***

  The two drove off in the battered family sedan. With his rifles packed safely away, Bobber resumed his buoyant and chatty persona. Such a change always came over him whenever he was away from his guns.

  “My fountain pen wasn’t working,” he said, “so I was shaking it to get the ink out. I didn’t expect old Cox to be walking by my desk just in time to get ink all over the back of her skirt!”

  Kough chuckled. “I’m sure it was totally accidental, right?”

  Bobber smiled mischievously.

  “Anyway,” he said, “good thing she didn’t know what was going on. She was really pissed the next day, though. Nobody told on me, which is . . . ”

  His voice trailed off as he spied the Texas-style steak house coming up on the right. Kough knew that Bobber wanted to stop, and he certainly wanted to take him into the restaurant, as well. After such a fine day of shooting, the boy deserved a reward.

  Kough imagined the two them sauntering in through the swinging doors like a couple of wild west desperadoes. They’d stand before the big wall menu with hands on hips, oblivious to the backlog of customers piling up behind them waiting to go through the serving line.

  But he continued driving and tried not to notice his son’s head turning to follow the receding restaurant. Kough gripped the steering wheel hard in growing resentment at his own impotence.

  “Sorry Bobber,” he said, “I’m afraid that new rifle pretty much cleaned us out for a while.”

  Again, he pondered with dismay on just how long it would take to pay off the firearm. But, damn, it was a premium Hatchel bolt action! Almost every top pro used the identical model. According to the brochure, it had “finely machined components throughout” crafted from “only the best materials” and a straight, rigid barrel guaranteed to be “sniper accurate.”

  Bobber looked away from the window and began another of his Cox stories; part of the ongoing saga of his least favorite teacher.

  “There were visitors in our class last week,” he said. “Cox couldn’t be her usual bitchy self, of course, and had to put on an act for them. Well, as it turned out . . . ”

  2. The elusive dream

  Ann Kough gave an icy welcome to Frank and Bobber upon their return home.

  “Change your clothes, Bobber,” she said. “I can smell gunpowder on them.”

  “Okay, Mom.”

  Without another word, she turned and disappeared into the kitchen. Bobber headed for his room.

  Kough intercepted him and spoke in a confidential voice: “Just stay out of sight for a while, okay, son?”

  “Sure, Dad.
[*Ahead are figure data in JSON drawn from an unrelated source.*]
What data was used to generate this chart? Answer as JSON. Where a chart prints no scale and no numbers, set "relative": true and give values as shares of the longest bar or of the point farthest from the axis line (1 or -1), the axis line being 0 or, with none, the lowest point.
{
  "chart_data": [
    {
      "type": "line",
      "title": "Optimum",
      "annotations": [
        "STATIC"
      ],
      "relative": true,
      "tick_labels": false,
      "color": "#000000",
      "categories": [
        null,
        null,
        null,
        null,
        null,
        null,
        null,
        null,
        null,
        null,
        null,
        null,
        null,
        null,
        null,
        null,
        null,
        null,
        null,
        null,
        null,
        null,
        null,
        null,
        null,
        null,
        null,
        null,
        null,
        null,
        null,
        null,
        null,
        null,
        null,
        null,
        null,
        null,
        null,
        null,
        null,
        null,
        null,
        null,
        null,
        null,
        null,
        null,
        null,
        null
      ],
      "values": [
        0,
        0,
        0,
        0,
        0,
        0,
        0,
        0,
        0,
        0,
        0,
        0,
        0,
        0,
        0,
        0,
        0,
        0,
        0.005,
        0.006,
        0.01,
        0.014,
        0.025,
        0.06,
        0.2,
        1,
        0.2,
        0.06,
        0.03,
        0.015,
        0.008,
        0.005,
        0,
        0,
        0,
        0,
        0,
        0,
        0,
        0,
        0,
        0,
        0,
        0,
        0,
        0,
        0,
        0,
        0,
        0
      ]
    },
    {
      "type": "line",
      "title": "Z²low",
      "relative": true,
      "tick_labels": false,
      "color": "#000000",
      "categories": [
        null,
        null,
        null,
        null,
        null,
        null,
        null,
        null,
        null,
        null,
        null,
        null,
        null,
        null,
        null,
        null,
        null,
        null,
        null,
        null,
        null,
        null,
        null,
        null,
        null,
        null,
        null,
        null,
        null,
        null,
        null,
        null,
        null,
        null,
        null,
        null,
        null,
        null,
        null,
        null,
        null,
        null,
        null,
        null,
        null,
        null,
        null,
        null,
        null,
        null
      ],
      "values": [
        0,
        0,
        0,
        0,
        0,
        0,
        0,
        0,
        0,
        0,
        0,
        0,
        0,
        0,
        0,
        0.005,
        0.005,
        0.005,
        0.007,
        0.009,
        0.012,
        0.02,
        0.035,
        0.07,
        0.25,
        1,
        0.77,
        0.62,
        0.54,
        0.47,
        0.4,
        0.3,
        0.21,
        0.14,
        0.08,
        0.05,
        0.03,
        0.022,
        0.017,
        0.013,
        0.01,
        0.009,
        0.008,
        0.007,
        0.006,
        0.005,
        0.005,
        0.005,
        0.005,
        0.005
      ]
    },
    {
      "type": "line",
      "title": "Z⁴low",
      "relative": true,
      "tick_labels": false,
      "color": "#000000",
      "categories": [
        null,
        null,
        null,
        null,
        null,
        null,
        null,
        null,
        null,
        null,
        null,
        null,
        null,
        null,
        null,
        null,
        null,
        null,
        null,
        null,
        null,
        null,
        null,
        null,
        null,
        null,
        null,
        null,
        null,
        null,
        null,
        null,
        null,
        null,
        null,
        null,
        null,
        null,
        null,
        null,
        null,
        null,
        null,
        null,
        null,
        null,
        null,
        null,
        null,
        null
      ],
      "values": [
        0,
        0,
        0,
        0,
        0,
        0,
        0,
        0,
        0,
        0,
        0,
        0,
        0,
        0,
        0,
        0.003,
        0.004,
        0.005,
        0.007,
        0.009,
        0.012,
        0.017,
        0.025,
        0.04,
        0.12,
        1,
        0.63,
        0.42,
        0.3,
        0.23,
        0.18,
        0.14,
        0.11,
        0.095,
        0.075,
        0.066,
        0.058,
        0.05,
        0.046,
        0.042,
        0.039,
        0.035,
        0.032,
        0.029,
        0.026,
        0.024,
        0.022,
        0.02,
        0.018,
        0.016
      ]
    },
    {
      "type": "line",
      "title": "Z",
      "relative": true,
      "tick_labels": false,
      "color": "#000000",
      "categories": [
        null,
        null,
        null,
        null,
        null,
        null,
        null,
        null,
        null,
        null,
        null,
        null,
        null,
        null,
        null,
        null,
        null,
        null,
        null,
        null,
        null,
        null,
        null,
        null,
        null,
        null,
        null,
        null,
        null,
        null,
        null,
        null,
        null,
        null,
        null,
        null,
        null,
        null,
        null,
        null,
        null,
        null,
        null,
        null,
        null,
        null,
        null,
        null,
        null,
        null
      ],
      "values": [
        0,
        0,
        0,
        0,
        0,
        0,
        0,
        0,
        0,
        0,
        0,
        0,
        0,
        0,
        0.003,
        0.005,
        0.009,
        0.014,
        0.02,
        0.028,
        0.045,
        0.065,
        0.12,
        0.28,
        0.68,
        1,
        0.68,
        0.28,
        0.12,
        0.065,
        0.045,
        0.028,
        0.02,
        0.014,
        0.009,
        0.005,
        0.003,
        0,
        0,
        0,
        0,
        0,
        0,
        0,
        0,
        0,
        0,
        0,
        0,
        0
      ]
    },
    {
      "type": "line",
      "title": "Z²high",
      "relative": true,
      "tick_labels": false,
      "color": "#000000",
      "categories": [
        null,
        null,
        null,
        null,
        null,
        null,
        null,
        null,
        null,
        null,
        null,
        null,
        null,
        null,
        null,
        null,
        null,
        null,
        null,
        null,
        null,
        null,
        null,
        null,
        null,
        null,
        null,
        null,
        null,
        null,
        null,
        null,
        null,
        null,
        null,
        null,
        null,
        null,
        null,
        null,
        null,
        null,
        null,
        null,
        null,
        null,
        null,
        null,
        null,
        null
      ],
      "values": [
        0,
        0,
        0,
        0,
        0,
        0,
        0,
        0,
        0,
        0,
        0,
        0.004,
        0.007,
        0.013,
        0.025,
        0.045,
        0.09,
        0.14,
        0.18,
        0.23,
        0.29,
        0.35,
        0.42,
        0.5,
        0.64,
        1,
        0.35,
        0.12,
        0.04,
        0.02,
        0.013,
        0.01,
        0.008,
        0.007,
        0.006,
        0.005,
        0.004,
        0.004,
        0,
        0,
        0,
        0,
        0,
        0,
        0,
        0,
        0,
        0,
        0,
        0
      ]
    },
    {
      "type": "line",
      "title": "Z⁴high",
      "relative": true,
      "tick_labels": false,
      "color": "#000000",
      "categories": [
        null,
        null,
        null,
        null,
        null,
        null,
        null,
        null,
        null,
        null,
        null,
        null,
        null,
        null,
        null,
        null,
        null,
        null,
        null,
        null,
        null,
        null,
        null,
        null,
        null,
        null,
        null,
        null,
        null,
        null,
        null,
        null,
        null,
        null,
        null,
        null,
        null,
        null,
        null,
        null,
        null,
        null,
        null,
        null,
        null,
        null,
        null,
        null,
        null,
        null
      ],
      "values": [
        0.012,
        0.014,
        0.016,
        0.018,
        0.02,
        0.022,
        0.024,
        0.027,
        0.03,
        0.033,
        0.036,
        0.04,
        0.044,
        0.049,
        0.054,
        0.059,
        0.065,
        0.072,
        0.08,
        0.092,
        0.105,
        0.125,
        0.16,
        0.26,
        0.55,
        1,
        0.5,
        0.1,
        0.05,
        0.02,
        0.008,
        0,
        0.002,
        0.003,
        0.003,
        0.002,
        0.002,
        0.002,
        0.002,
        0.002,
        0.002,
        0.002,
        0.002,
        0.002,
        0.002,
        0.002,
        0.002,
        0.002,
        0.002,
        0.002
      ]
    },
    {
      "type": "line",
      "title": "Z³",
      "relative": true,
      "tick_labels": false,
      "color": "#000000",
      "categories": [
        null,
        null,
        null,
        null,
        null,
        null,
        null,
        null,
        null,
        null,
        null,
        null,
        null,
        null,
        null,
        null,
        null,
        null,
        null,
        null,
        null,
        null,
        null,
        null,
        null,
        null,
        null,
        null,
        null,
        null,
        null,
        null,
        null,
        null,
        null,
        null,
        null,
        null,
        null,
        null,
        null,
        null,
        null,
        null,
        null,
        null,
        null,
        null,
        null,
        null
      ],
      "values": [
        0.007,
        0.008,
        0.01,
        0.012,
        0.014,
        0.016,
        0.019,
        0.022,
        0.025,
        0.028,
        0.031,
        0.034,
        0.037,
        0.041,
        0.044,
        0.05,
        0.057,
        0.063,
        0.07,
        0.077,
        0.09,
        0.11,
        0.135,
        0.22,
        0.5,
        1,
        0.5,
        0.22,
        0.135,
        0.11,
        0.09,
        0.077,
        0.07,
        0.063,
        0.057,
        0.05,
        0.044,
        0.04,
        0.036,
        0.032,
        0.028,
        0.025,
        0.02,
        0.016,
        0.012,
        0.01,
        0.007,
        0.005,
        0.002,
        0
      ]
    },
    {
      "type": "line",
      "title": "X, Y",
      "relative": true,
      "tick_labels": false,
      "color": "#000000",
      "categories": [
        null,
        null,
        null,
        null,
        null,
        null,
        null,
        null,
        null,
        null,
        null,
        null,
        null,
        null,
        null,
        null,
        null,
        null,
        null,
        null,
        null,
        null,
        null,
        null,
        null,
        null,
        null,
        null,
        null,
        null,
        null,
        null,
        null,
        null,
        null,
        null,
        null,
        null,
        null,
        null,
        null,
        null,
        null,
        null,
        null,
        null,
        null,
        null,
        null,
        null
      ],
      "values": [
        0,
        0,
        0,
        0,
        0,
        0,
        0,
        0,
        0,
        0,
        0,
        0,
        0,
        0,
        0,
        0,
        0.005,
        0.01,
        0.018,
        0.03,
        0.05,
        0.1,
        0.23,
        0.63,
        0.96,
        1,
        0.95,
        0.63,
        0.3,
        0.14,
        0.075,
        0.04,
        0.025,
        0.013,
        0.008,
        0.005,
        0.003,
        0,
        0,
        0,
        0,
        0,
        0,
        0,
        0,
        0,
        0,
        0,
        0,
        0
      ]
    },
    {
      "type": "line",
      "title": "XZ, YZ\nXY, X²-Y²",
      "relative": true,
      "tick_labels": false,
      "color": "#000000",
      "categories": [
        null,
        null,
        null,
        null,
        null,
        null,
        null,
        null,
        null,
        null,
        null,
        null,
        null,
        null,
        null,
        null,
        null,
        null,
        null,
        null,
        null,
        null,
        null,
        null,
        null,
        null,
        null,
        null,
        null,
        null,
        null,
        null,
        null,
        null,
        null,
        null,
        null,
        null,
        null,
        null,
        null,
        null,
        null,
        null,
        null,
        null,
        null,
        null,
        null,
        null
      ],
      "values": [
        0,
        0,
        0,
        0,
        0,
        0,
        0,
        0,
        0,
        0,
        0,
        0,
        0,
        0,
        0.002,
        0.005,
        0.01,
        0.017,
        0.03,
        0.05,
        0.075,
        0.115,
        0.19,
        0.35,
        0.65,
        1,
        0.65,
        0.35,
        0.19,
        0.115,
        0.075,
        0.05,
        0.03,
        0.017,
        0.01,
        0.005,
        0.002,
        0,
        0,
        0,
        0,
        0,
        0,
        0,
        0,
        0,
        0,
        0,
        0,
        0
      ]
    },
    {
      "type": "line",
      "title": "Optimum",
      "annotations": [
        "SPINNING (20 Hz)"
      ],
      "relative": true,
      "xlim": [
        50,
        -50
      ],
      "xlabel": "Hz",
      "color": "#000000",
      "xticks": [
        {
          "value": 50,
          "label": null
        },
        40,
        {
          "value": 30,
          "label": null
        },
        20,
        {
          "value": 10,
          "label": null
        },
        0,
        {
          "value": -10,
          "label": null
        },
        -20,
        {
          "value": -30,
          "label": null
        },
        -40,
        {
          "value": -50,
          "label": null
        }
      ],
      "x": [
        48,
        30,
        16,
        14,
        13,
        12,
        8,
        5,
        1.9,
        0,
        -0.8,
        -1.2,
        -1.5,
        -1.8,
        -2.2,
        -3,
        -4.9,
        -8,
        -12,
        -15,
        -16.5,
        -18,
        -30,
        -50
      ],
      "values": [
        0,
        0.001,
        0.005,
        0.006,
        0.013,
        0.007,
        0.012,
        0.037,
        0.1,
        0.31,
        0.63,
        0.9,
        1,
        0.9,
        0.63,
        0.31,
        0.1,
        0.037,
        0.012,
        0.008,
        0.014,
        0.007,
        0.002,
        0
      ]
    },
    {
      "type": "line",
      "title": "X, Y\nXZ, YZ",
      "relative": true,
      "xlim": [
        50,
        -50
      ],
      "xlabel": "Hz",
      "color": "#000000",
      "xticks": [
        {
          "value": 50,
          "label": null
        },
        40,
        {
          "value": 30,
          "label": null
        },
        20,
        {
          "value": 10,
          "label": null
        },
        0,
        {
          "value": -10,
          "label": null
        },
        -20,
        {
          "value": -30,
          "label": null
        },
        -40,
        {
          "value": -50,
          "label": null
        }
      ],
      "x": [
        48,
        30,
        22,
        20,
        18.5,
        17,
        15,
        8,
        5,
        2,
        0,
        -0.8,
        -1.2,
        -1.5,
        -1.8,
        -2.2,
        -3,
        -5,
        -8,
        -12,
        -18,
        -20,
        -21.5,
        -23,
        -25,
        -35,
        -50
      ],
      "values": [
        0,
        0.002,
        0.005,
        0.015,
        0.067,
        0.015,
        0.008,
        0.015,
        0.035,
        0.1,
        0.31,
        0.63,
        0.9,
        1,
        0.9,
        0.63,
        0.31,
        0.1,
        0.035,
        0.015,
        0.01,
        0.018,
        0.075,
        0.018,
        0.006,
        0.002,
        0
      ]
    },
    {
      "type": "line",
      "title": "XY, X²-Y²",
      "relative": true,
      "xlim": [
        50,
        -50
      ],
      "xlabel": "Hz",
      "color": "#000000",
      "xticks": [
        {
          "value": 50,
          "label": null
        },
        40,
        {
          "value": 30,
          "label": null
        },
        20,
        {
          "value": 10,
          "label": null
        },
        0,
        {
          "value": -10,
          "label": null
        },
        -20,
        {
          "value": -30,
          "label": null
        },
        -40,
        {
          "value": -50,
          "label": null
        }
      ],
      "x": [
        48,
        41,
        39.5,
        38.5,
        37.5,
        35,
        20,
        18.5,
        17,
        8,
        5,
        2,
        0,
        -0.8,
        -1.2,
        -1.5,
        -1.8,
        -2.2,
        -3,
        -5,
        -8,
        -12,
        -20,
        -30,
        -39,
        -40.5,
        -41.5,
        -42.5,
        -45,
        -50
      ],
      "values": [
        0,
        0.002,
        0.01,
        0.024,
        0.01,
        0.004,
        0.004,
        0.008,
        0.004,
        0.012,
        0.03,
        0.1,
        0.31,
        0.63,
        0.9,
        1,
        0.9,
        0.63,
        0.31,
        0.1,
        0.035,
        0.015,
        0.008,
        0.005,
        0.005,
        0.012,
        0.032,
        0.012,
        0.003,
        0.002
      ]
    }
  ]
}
I understand.”

  Kough drew a deep breath and followed his wife into the kitchen.

  He hung around there a while drinking cola and trying to make small talk. Nothing he said seemed capable of engendering a response, though. His best efforts failed to create an opening into which he could break the news.

  As it turned out, he didn’t need one.

  “I read the letter you got from the shooting school,” Ann said through tightened lips.

  “Oh . . .” Frank was too off his guard to say anything more.

  “Yes, and you should be proud that the boy’s going to do exactly what you want.”

  “But Ann,” Kough protested, “he wants it, too. It’s a wonderful opportunity.”

  He almost added: “I wish I’d gotten a chance like this,” but he kept the thought to himself.

  “He wants it because you tell him so,” Ann said.

  “That’s not true!”

  “Believe me, Frank, whatever he manages to do or not do, it isn’t going to make you any more of a man than you are now.”

  Kough flinched at this brutal reference to his disabilities.

  Damn you! he thought with a rancor born of helplessness.

  She didn’t talk to him like this two years ago when he was a construction foreman bringing home fat paychecks. Everything was hunky dory then – before the fall which had left him incapacitated and unemployable.

  “That’s not how it is!” he blurted.

  “Send him to that school if you must,” Ann said. “It looks like I can’t do anything to stop you.”

  She began jamming plates into the dishwasher with enough force to nearly shatter them.

  “And put him in those tournaments, too,” she said. “Just don’t expect me to be around to watch all this.”

  The harsh words from the usually soft-spoken woman rattled Kough badly. He could make no reply. Ann finished with the plates and stalked out of the kitchen.

  Kough sat by himself for several minutes, drinking from his bottle. The cola had gone flat.